Julia Whitty’s examination of the hidden threat to the ocean’s mesopelagic and bathypelagic zones—the stretch of ocean approximately four miles beneath sunlight’s reach and a critical, less-understood area of the ocean’s ecosystem—from chemicals used by BP to alleviate the oil spill will make your stomach drop. By using potentially toxic chemicals that break up globs of oil before they ever reach the surface—technically called “dispersants”—BP has ensured that the full scope of the spill will never be seen.
Although the devastation of the spill still feels immediate and visceral, the implicit message of Mother Jones is that the worst is yet to come. One particularly shocking info-graphic maps the infrastructure of the oil business in the Gulf. Here’s a spoiler: There are thousands of oil platforms, rigs, and wells and miles and miles of oil pipelines that are just waiting to get ripped apart by a hurricane.
Thanks as always, Mother Jones, for fearlessly exposing the truth and depressing us at the same time.
Source: Mother Jones
Image by lagohsep, licensed under Creative Commons.
Wednesday, June 16, 2010 1:58 PM
Being blown up in an oil-rig-related explosion calls for some compensation, no? Well, according to Slate, BP might not be paying much to the families of those killed when the Deepwater Horizon outfit burst into flames:
After a BP refinery in Texas exploded in 2005, killing 15 workers and injuring scores more, the oil giant paid $1.6 billion in settlements to employees and their families. But the families of the workers killed on BP's Deepwater Horizon rig in the Gulf of Mexico probably won't receive a similar windfall. That's because the Deepwater rig is legally considered an oceangoing vessel and was more three nautical miles offshore at the time of the accident. As a result, the families of the dead workers can only sue BP and its contractors under a 90-year-old maritime law, the Death on the High Seas Act, which severely limits liability. In some cases, BP could get away with shelling out sums as paltry as $1,000.

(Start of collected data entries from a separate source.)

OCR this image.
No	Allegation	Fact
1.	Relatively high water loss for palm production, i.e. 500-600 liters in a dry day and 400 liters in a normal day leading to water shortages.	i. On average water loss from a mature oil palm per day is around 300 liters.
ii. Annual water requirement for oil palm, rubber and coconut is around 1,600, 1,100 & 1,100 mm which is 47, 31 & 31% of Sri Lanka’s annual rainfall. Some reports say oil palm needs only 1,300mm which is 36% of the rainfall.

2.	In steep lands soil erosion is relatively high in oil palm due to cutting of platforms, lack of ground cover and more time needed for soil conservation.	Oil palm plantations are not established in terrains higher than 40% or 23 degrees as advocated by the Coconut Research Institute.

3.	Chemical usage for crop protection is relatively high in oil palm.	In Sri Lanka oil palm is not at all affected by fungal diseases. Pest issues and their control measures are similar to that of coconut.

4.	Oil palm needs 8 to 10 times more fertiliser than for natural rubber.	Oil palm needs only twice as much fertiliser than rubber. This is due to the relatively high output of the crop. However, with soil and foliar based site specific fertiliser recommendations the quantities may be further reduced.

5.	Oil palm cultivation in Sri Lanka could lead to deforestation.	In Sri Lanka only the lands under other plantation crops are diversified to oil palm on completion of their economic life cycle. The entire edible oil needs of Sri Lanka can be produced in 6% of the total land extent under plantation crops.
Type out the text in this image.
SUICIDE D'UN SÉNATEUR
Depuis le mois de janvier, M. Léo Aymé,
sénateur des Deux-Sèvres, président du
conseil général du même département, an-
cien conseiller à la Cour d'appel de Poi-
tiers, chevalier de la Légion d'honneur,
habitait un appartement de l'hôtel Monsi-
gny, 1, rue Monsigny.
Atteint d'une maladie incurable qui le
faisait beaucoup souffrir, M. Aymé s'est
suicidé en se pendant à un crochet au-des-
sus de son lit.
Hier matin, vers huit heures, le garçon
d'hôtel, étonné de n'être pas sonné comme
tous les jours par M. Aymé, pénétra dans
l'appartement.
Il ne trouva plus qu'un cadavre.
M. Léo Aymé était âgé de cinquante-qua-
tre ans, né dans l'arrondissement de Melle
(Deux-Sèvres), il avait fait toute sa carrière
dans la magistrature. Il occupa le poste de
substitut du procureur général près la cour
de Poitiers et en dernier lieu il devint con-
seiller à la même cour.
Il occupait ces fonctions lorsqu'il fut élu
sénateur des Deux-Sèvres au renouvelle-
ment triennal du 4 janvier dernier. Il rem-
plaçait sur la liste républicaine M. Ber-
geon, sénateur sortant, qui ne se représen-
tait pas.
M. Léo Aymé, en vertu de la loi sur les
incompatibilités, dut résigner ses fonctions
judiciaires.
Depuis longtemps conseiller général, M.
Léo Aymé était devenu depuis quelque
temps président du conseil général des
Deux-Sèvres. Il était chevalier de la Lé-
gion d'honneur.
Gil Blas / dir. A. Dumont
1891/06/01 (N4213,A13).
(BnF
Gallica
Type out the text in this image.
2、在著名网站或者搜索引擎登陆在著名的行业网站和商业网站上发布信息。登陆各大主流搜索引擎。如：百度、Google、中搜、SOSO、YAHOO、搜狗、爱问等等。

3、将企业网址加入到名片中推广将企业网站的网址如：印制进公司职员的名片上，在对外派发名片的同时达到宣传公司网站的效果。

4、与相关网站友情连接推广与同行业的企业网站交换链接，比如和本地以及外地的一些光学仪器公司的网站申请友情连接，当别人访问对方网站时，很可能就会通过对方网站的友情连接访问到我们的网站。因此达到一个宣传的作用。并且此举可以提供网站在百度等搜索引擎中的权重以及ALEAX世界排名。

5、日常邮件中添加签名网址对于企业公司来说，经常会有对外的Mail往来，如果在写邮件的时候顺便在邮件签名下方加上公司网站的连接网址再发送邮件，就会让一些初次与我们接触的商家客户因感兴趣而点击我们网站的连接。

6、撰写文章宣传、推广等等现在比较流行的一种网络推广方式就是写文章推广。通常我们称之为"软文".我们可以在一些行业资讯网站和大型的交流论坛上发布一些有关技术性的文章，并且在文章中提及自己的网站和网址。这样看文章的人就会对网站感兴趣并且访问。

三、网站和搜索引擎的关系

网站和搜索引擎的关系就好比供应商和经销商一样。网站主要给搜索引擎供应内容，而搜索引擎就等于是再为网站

The Death on the High Seas Act (DOHSA) may be one of the least emotionally accommodating laws of all time:
Just ask Son Michael Pham, the vice president of the International Cruise Victims Association. In 2005, his parents went on a Caribbean cruise and never came back. Carnival Cruise Line, one of the world's largest cruise operators, never offered any explanation for what had happened, and has refused to discuss the incident with Pham and his family since then. That was how Pham discovered the horrible divide in the way the law treats people killed through negligence at sea. "We couldn't take legal action to get justice," he says. Long before the BP explosion, his group was lobbying Congress for DOHSA to be overhauled.
Yeah, some reform might help.
Image by Ashok666, licensed under Creative Commons.